Ghazal 101, Verse 10

{101,10}

karte kis mu;Nh se ho ;Gurbat kii shikaayat ;Gaalib
tum ko be-mihrii-e yaaraan-e va:tan yaad nahii;N

1) how do you have the nerve/'face' to complain of foreignness/exile, Ghalib?
2) you don't remember the unkindness of friends at home?!

Notes:

;Gurbat : 'Travelling (to foreign countries), going abroad; emigration; —being far from (one's) home or native country; the state or condition of a stranger, or foreigner, or exile; wretchedness, misery; humility, lowliness'. (Platts p.770)

 

va:tan : 'Native country, country, home, abode, residence, dwelling'. (Platts p.1196)

Nazm:

Among the difficulties of Urdu grammar one problem is [the grammar of yaad honaa and its relationship with direct and indirect objects]. [This problem is discussed at length, with examples.] (108-09)

== Nazm page 108; Nazm page 109

Bekhud Dihlavi:

He says, 'Oh Ghalib, with what 'face' to you complain of being in a foreign country? Don't you remember the unkindness of friends in the homeland?' That is, if while traveling nobody inquires about your welfare, then in the homeland who cared about you? (159)

Bekhud Mohani:

In this verse so many words are full of meaning. (1) 'With what face?'. (2) The complaint of living abroad, from which it is learned that he experienced trouble when abroad. (3) He said 'friends of the homeland'; he didn't say 'people of the homeland'. That is, while there friends were faithless, here everyone is a stranger-- if they don't show kindness, then how is it strange? In this verse it necessarily emerges that no matter how much trouble may have occurred in the homeland, still a person certainly remembers the homeland. (210)

FWP:

SETS
HOME: {14,9}

In addition to the home/abroad dichotomy, this verse plays on the friends/strangers one too. It's not just Ghalib's compatriots in general who were unkind, but specifically his close friends or companions. As Bekhud Mohani points out, it's not surprising if strangers are not kind, but for one's own close friends at home to be unkind cuts much deeper. Yet as Bekhud Mohani also observes, the memory of home-- even if it's a wistful or false one-- never seems to be entirely given up, as a yardstick for judging everything else.

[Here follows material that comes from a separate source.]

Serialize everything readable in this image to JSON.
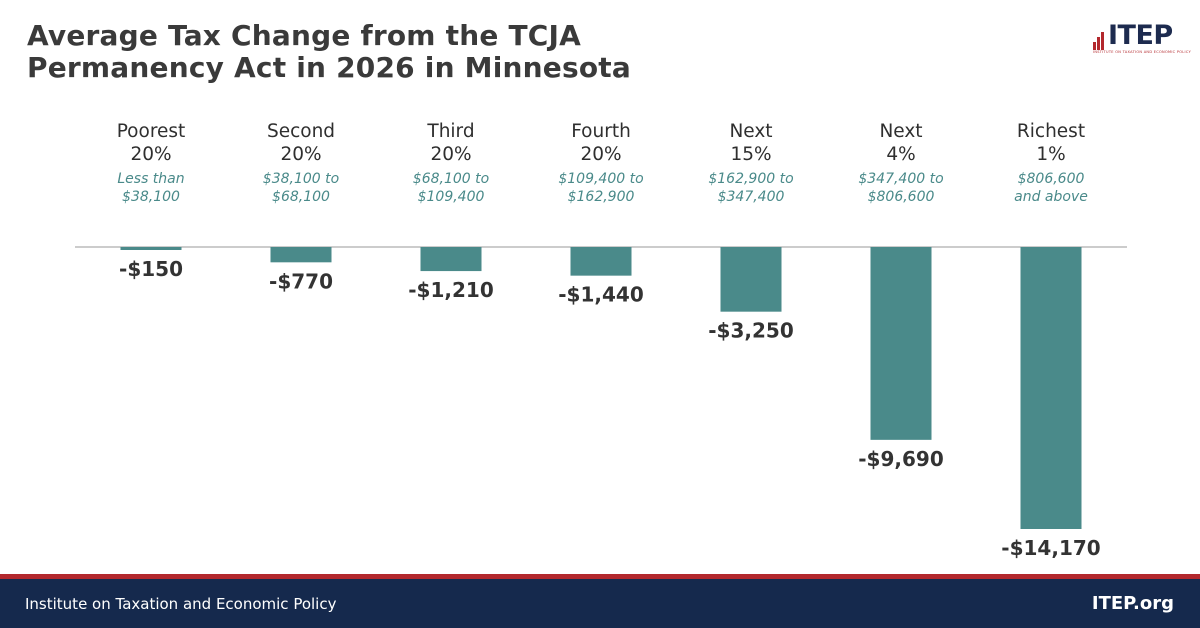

It's a good resonant closing-verse. A strong note of bitterness and alienation is a fine one on which to end. As an even stronger instance consider {111,16}, in which the poet doesn't just express resentment, but threatens to wipe out the world if it keeps on maltreating him. Then there's the more complex case of {149,1}, another verse that imagines the lover as receiving contempt from the homeland.